As one who hidden in deep sedge and reeds
Smells the rare scent made where a panther feeds,
     And tracking ever slotwise the warm smell
Is snapped upon by the sweet mouth and bleeds,

His head far down the hot sweet throat of her—
So one tracks love, whose breath is deadlier . . .
("Laus Veneris")

The major part of Edith Sitwell's selection comes from Poems and Ballads (1866), and includes the whole of Atalanta in Calydon (1865). Dobrée ranges more out of necessity, since the Penguin selection intends to represent the whole body of Swinburne's writing.
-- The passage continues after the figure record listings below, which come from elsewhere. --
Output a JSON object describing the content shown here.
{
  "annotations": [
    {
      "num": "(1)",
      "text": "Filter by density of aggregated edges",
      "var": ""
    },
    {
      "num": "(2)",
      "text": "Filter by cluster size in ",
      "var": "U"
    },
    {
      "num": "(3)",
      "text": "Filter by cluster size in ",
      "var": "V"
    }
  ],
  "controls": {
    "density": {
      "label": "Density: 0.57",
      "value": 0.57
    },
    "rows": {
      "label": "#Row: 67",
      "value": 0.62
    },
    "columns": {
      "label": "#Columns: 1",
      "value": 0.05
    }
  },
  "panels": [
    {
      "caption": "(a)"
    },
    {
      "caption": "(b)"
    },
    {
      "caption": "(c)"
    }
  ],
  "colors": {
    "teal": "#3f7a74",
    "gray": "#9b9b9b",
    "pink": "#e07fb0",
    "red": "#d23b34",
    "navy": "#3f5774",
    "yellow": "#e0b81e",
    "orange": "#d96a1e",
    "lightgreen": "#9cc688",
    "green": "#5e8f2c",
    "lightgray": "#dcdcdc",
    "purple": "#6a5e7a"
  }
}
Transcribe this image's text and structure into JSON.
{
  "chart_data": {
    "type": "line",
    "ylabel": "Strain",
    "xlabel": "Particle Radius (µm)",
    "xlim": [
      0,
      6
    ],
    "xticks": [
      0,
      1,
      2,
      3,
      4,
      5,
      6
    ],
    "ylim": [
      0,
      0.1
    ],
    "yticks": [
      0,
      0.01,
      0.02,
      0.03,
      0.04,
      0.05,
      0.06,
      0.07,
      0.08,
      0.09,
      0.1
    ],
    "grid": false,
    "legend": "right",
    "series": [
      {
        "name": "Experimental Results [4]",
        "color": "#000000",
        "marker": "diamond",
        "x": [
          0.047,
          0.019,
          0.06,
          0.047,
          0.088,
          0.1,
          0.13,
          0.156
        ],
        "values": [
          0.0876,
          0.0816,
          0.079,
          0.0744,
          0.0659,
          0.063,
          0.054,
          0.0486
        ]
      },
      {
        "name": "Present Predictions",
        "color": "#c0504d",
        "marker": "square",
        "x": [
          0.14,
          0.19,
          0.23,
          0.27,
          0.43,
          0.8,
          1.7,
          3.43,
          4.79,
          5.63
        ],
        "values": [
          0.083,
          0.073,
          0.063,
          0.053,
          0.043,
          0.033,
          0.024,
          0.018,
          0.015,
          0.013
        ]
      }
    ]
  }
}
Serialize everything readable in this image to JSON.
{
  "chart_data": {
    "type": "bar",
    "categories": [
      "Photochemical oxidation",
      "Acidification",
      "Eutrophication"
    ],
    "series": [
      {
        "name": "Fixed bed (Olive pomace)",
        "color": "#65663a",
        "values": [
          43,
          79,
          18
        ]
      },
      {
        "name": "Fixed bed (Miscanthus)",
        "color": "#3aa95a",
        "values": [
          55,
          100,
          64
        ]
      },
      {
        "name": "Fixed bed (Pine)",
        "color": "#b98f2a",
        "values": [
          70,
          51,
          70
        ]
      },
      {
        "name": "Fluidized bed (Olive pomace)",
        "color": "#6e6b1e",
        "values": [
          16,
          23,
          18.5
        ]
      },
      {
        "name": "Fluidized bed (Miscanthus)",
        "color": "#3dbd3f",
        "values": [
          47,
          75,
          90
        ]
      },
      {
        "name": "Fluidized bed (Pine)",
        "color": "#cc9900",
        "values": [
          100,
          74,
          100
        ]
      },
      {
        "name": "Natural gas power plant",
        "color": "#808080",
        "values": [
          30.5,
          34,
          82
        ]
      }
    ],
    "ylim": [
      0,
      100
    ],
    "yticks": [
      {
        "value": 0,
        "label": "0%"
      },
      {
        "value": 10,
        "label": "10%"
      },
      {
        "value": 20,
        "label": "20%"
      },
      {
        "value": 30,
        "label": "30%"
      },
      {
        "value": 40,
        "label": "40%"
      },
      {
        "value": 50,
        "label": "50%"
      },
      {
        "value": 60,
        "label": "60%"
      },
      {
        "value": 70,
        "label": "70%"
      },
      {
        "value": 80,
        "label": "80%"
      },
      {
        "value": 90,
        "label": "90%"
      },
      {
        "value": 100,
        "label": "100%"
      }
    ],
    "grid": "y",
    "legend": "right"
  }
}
After Swinburne's "rescue" by Watts-Dunton (with whom he shared a household for the thirty years until his death in 1909), there is little of interest in his poems. Perhaps it was the confinement from his excesses that quieted his earlier energy. It was Watts-Dunton's assertion that, "From this moment (1879) Swinburne's connection with Bohemian London ceased entirely." But much had in fairness stopped before that, it would seem. Songs Before Sunrise (1871), written in hero-worship of the Italian political exile Mazzini, shows


increased diffuseness and verbosity despite the occasional interest of a poem like "Hertha" or "Hymn of Man." Still both these last become a tedium of accumulation and patterned manner. The intensity is gone.

It is doubtful to me that Swinburne can now be of much use to us. We have come, or have tried to, so far from the manners of that period, moving toward (as Grierson notes in his monograph on Swinburne) an increased use of spoken rhythms. This is why, perhaps, Swinburne's poems must seem so interminably artificial a contrivance so very often. Or perhaps it is, as Robert Duncan suggests, that Swinburne's "pleasurable pain/painful pleasure specialty may have something to do with his aesthetic in the actual poem—going on almost unbearably as he does. The fascinating bore in discourse is a sadist in that way."